Environmental allergies may persist year-round or be seasonal, necessitating tailored management strategies.
Insect allergies can include reactions to stinging insects like bees, wasps, and hornets or even bites from insects like mosquitoes. While not all insect stings or bites result in allergies, some children may experience severe reactions.
Insect allergies can lead to localized swelling and discomfort or progress to more severe systemic reactions. Understanding the potential health risks associated with insect allergies is vital, especially if your child has a known sensitivity to stings or bites.
Symptoms of allergic reactions in children may appear in various forms depending on the type of allergen. Common signs of an allergic reaction may include:
- Respiratory symptoms, such as sneezing, coughing, a runny or stuffy nose, and shortness of breath.
- Skin reactions, such as hives (raised, itchy welts on the skin), eczema, itching, and swelling.
- Digestive discomfort causing nausea, vomiting, diarrhea, or abdominal pain.
- Life-threatening symptoms of throat swelling, breathing difficulty, fall in blood pressure, and loss of consciousness in severe cases.
Allergy testing helps identify the substance(s) to which your child is allergic. These tests find out what caused the allergic reaction or allergy symptoms for your child.
At Robertson Pediatrics, our approach combines state-of-the-art diagnostics with a compassionate and child-friendly environment. We ensure that each child's allergies are accurately identified and managed.
The type of allergy testing recommended for your child may vary based on the suspected allergen and the child's medical history. Common methods include:
- Skin Prick Tests: During a skin prick test, a tiny amount of allergen extract is applied to the skin on the forearm or back. The skin is then lightly pricked to allow the allergen to enter. If an allergy is present, the skin will typically develop a raised, itchy, and red bump within about 15-20 minutes.
- Blood Tests: A blood test can be used to measure the level of specific antibodies (IgE) in the blood. Elevated IgE levels can mean that the body triggered a protective response, which confirms the presence of allergy.
- Oral Food Challenges: In cases of suspected food allergies, particularly when skin and blood tests yield inconclusive results, an oral food challenge may be recommended. This closely supervised process involves introducing the suspected food to the child under medical supervision to observe any allergic reactions.

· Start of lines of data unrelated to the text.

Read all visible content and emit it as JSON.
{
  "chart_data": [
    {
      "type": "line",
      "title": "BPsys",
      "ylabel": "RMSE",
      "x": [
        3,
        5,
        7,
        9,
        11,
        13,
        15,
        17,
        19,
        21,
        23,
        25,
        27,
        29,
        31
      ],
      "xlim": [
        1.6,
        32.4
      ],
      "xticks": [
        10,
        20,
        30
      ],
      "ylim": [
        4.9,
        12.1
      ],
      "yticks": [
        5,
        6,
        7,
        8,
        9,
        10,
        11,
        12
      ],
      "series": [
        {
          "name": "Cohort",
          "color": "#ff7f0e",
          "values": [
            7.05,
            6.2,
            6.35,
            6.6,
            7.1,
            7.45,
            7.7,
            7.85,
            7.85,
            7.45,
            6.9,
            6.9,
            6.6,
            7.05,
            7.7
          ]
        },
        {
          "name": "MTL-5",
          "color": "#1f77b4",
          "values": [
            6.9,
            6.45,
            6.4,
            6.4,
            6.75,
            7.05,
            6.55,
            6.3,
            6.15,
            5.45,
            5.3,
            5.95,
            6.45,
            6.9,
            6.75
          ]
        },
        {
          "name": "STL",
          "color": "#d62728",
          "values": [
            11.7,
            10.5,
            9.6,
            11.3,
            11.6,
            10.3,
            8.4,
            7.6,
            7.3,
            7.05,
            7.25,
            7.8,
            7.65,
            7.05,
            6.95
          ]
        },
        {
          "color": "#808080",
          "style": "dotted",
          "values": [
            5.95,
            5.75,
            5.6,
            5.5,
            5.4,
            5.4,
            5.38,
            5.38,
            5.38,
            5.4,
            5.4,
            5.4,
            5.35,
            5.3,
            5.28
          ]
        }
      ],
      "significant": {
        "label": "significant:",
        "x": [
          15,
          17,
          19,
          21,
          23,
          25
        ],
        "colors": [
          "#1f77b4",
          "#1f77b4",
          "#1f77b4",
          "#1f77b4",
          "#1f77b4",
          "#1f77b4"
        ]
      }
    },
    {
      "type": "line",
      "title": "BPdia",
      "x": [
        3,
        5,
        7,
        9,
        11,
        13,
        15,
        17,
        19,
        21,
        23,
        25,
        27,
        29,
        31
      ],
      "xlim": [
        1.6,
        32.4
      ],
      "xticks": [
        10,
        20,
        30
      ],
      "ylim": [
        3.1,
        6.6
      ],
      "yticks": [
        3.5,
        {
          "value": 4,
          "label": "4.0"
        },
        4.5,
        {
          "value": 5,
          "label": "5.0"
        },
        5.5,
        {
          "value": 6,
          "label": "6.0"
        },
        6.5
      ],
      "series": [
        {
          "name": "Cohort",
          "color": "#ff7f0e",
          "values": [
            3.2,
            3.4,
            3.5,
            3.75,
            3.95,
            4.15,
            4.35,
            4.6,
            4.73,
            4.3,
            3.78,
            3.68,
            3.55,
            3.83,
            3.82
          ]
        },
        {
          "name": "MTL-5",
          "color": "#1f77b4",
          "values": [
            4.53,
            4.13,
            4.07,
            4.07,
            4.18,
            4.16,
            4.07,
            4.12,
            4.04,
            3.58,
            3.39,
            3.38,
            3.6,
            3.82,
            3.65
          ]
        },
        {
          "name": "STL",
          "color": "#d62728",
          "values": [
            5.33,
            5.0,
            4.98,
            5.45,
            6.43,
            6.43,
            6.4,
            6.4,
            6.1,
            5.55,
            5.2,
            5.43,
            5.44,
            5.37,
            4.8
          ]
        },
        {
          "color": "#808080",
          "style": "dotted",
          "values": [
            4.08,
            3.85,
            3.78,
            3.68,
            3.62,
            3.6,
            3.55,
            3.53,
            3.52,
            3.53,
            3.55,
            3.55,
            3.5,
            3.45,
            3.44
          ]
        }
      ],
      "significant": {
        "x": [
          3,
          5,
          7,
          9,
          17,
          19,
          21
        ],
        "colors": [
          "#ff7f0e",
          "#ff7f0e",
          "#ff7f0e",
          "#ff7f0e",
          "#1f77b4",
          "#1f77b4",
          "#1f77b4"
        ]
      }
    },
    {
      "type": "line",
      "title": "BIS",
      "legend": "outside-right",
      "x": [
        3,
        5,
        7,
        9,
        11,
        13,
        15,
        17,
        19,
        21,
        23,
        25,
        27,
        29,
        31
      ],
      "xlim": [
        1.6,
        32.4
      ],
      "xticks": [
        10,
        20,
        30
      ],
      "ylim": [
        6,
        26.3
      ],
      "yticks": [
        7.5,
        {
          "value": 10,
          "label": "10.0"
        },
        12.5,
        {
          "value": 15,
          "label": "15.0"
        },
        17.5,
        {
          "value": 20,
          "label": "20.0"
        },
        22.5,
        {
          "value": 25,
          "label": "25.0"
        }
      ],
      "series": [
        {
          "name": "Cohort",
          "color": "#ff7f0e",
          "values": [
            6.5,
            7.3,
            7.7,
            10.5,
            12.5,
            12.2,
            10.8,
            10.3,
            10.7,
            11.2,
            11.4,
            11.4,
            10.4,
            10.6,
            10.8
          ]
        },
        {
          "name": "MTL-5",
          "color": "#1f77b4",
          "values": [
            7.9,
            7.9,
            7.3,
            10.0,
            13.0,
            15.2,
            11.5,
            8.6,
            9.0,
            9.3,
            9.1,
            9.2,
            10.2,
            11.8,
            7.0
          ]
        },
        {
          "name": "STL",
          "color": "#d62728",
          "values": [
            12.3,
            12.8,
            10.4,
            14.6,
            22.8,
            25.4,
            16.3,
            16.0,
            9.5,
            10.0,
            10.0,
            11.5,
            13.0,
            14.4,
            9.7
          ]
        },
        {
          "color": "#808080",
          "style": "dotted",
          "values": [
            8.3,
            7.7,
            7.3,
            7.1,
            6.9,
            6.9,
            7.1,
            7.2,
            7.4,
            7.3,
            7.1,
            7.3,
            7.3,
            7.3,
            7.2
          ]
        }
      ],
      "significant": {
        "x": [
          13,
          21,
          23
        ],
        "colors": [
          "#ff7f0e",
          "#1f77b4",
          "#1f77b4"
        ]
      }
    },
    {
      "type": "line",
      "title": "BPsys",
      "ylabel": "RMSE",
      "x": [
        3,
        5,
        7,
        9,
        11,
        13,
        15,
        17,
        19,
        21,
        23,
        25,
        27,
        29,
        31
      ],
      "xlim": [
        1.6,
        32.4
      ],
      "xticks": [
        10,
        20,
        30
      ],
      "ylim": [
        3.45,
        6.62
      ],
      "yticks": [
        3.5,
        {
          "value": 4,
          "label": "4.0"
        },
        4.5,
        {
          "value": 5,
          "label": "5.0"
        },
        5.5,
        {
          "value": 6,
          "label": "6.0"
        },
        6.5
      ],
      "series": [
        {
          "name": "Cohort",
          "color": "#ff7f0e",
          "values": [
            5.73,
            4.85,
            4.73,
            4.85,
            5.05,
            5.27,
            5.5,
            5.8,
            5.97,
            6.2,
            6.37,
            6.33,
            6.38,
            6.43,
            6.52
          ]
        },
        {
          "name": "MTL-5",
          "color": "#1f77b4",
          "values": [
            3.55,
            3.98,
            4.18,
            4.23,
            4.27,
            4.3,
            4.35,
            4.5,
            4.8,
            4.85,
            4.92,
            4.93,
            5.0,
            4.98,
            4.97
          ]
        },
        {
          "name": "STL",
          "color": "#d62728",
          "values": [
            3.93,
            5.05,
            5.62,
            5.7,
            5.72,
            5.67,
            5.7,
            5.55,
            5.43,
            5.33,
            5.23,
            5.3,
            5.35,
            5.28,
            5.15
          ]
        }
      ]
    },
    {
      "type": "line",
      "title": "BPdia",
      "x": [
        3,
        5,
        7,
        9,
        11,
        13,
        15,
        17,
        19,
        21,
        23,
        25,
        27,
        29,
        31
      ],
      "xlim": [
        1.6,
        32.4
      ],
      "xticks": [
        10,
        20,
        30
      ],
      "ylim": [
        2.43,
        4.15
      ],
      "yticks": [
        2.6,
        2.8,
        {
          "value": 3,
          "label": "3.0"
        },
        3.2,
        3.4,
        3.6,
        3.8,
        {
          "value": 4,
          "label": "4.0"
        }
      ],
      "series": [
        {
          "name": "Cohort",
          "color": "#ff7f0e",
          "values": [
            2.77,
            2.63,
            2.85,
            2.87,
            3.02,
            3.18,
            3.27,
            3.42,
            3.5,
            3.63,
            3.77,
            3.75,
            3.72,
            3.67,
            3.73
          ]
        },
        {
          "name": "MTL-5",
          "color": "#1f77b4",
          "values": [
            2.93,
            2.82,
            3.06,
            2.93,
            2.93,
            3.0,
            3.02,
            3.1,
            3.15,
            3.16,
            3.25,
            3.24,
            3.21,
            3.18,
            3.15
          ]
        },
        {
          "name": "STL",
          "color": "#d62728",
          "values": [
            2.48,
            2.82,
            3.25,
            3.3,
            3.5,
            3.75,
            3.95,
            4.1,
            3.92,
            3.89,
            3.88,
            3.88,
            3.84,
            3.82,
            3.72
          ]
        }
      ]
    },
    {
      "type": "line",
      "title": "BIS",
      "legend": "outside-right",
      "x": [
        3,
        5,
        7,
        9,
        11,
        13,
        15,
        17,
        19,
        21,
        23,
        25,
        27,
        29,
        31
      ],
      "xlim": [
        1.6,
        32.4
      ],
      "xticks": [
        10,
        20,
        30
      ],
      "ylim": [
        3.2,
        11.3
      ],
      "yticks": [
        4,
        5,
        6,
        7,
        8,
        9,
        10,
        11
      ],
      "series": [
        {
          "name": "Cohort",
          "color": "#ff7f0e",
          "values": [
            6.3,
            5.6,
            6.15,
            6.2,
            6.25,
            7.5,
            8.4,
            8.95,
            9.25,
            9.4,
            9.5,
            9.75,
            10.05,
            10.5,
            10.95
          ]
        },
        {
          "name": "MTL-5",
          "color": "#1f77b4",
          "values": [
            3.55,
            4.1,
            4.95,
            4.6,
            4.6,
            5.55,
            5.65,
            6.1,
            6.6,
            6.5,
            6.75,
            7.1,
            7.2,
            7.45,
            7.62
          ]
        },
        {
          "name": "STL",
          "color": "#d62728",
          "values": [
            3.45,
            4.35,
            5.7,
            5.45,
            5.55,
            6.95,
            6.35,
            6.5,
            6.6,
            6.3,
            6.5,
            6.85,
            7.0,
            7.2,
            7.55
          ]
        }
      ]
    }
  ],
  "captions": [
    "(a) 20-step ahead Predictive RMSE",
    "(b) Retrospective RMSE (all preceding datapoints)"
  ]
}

Once an allergy has been identified, the treatment approach can include:
- Allergy medications, such as antihistamines to relieve symptoms, epinephrine auto-injectors for severe reactions, and corticosteroids for inflammation.
- Allergen avoidance to reduce exposure is a critical part of managing allergies. This can include avoiding certain food items or environmental control measures for environmental allergies.
Allergen immunotherapy, commonly known as allergy shots, can be an effective long-term solution that reduces sensitivity to allergens.
Our team at Robertson Pediatrics takes a comprehensive and individualized approach to managing childhood allergies. We specialize in managing and treating childhood allergies, tailoring care to meet each child's unique needs.